Il terzo pezzo sulla scacchiera è quello finanziario. Lo spread è tornato ad i minimi…Se la coalizione si rompesse, potrà forse riprendere a salire, ma basta uno spread in rialzo, senza toccare i livelli apicali del 2011, a giustificare la nascita di un governo tecnico o di uno penta-democratico con quelle deboli basi parlamentari? Inoltre, diventerebbe difficile rinviare l’appuntamento elettorale, sia per il Colle che per la maggioranza alternativa, solo ricorrendo a motivazioni di emergenza economico-finanziaria, che per altro dovrebbero verificarsi e che ad oggi non si vedono all’orizzonte. Fare una mossa del genere significherebbe svuotare del tutto il concetto di democrazia.
Il quarto pezzo è la politica internazionale…Le peripezie del voto del Parlamento Europeo per la conferma di Ursula von der Leyen sono state la cartina di tornasole della frammentazione europea. Certo, Salvini resta il leader più inviso ai partiti tradizionali europei e ai politici che governano l’Unione Europea, ma per il leghista la situazione appare nettamente migliore rispetto a quella di Silvio Berlusconi nel 2011.

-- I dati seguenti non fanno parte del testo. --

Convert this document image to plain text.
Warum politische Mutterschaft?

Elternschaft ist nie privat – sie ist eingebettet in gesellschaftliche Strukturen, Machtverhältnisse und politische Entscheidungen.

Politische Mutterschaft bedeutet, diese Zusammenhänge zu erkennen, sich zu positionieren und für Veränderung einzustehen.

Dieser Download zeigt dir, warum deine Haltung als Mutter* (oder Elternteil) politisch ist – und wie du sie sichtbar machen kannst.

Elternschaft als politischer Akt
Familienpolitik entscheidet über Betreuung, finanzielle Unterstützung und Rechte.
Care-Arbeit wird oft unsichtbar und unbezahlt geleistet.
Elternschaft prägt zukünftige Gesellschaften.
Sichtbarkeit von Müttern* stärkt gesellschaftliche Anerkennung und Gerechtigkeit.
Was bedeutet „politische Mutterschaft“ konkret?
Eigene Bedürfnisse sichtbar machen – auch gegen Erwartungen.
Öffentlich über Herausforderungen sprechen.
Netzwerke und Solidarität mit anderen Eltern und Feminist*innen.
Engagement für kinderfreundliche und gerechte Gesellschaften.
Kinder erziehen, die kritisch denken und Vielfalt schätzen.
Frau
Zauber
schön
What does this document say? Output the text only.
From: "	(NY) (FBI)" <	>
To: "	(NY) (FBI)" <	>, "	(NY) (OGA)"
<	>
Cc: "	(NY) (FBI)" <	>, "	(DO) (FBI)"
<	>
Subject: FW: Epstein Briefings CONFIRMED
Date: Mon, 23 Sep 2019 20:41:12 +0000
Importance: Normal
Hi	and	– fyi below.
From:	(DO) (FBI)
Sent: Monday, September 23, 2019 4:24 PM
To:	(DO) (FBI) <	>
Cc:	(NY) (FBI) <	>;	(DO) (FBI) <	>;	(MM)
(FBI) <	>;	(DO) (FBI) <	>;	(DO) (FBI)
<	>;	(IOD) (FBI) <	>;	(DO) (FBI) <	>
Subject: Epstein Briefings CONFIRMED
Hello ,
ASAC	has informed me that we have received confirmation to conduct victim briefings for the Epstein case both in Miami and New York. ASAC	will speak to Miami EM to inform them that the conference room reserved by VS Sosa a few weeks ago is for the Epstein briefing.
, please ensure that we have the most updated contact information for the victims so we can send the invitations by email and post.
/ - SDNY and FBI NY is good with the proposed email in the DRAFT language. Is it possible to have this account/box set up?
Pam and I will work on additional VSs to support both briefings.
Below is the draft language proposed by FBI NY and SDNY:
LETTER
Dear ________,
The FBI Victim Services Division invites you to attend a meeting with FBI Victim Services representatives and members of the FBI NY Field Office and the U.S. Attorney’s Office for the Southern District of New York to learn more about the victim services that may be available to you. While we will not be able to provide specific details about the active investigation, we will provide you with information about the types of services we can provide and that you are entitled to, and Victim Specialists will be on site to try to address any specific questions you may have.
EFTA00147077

Il quinto pezzo è il programma della maggioranza alternativa Pd-Cinque Stelle. Entrambi i partiti si muovono su una chiara piattaforma anti-austerity. Più spesa sociale, salario minimo, politiche ambientaliste. Tutte politiche che mal si conciliano con la linea ordoliberale di Berlino e con l’elevato debito pubblico italiano…Un governo tecnico, spostato a sinistra, sarebbe, dalla prospettiva europea, inabile a risolvere i problemi italiani quanto quello attuale.
La scacchiera mostra come sia molto difficile, qualora si rompesse la maggioranza, trovare un’alternativa sostenibile senza tornare a votare ed escludendo per di più la Lega dal governo… Dalla sua prospettiva il leghista fa bene ad evocare lo spettro del governo tecnico e del ribaltone sia perché così prepara i suoi elettori allo scenario peggiore, esorcizzandolo, sia perché mette pressione a chi dovrà decidere le sorti di una eventuale crisi di governo. L’impressione è che molto sia nelle mani di Salvini. Anche più di ciò che si è portati a pensare, sotto la comprensibile influenza dei timori della storia recente.